The Bridgegate Verdict’s Preview of the Trump Administration
Interesting take from David Graham in the Atlantic:
Late Friday morning, a jury in New Jersey returned a verdict in the case against former Chris Christie aides Bill Baroni and Bridget Kelly in “Bridgegate,” the closure of lanes on the George Washington Bridge. Jurors decided that Baroni and Kelly had conspired to create gridlock on the span between New Jersey and New York, finding them guilty on all nine counts. Two other aides to Christie, who is the Republican governor of New Jersey, had previously pleaded guilty.
That creates a sticky situation for Christie—and, in turn for Donald Trump. Christie was one of Trump’s earliest backers within the GOP establishment, and although he was passed over for the role of vice-presidential nominee, he is leading the transition team that will create a presidential administration if Trump wins on Tuesday.
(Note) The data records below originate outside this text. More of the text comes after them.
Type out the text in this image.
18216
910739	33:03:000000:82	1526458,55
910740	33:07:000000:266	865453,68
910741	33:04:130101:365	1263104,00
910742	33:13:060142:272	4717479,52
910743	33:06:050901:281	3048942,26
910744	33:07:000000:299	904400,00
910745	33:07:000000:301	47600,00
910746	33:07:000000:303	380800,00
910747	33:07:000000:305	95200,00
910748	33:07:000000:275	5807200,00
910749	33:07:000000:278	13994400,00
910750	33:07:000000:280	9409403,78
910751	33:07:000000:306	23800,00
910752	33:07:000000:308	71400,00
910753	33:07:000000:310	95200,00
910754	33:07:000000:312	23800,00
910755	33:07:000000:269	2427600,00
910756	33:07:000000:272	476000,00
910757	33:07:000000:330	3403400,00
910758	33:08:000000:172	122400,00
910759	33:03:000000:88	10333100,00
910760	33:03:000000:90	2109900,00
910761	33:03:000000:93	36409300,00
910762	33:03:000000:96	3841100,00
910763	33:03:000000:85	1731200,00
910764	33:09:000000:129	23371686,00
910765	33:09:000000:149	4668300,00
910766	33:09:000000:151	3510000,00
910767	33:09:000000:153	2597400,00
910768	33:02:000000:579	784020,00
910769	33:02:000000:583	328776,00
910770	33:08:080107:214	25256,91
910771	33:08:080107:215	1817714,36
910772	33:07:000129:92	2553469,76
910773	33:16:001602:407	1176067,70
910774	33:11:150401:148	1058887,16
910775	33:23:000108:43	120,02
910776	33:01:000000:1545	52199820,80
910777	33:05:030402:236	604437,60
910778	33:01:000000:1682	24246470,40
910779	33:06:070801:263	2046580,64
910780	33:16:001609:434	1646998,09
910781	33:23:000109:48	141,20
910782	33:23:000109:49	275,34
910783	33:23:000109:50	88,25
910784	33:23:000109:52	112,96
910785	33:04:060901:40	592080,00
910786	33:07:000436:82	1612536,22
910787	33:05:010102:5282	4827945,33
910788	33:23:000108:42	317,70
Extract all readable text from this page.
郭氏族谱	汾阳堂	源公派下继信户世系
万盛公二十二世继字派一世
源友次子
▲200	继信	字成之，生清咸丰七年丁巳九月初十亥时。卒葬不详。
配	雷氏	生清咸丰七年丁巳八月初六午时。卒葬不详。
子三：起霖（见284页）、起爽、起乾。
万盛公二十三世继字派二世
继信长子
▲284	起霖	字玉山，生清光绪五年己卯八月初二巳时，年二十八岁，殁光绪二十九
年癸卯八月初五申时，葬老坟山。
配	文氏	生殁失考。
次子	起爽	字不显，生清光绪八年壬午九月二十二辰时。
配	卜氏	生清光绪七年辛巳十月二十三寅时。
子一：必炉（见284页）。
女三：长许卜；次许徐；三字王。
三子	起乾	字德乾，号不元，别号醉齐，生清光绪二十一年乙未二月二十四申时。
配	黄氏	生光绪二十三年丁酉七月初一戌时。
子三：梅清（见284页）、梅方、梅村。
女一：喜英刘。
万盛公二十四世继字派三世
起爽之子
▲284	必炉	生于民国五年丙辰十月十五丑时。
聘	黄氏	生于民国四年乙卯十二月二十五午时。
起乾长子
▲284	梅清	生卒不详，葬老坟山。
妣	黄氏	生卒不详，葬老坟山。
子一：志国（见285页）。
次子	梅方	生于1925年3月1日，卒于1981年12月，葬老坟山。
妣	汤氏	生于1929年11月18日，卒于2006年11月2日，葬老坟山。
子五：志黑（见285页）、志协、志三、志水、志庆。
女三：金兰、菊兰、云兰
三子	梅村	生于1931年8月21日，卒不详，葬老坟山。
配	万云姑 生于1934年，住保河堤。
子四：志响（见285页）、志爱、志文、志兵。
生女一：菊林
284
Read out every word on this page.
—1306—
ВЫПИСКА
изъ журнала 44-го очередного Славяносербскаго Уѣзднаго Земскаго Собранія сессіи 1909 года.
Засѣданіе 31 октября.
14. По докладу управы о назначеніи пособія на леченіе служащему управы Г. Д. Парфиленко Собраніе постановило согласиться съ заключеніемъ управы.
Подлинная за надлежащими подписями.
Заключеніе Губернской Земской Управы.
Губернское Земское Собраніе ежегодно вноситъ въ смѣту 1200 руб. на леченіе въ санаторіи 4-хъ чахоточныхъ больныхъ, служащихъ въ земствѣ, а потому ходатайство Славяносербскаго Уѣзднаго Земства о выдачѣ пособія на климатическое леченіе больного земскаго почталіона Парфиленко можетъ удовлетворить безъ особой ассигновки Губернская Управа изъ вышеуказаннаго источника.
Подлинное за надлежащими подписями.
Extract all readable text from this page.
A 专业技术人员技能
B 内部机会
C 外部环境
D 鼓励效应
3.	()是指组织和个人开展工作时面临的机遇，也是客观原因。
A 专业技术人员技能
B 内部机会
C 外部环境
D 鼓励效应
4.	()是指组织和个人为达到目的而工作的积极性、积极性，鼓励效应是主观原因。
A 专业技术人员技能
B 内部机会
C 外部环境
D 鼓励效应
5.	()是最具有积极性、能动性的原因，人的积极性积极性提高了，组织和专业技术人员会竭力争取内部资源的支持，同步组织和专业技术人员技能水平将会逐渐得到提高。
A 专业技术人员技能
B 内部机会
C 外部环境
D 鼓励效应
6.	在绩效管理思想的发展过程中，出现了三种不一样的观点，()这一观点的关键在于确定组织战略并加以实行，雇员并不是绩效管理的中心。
Information about how the transition teams are in charge of “filling roughly 4,000 politically appointed positions in the executive branch” here.
This is particularly awkward because it comes as Trump is working to tar Clinton with her ties to disgraced former Representative Anthony Weiner, and with anonymous reports (disputed by other anonymous reports) of looming indictments in an FBI investigation into the Clinton Foundation. Now, there are actual convictions close to the Trump campaign.
In a statement Friday, Christie said he was “saddened” by the case, but he suggested the aides were lying and reiterated that he had no knowledge of the closures and did not authorize them.
Note that Trump himself doesn’t buy this, stating that Christie “totally knew about it.”
… one thing that seems to have brought Christie and Trump together is their pugilistic attitude toward the world and their enemies. Christie has always reveled in counterpunching and vengeance, which is one reason the Bridgegate story was so damaging to him: Even before the four guilty verdicts, the idea that he had acted for revenge fit with what the public already knew about him. Trump, too, has a love of revenge. “Get even with people,” he told a crowd in Australia in 2011. “If they screw you, screw them back 10 times as hard. I really believe it.”
If you liked the way the Christie administration approached such problems, you’re probably going to love a Trump administration. After all, the same guy’s in charge of the hiring process.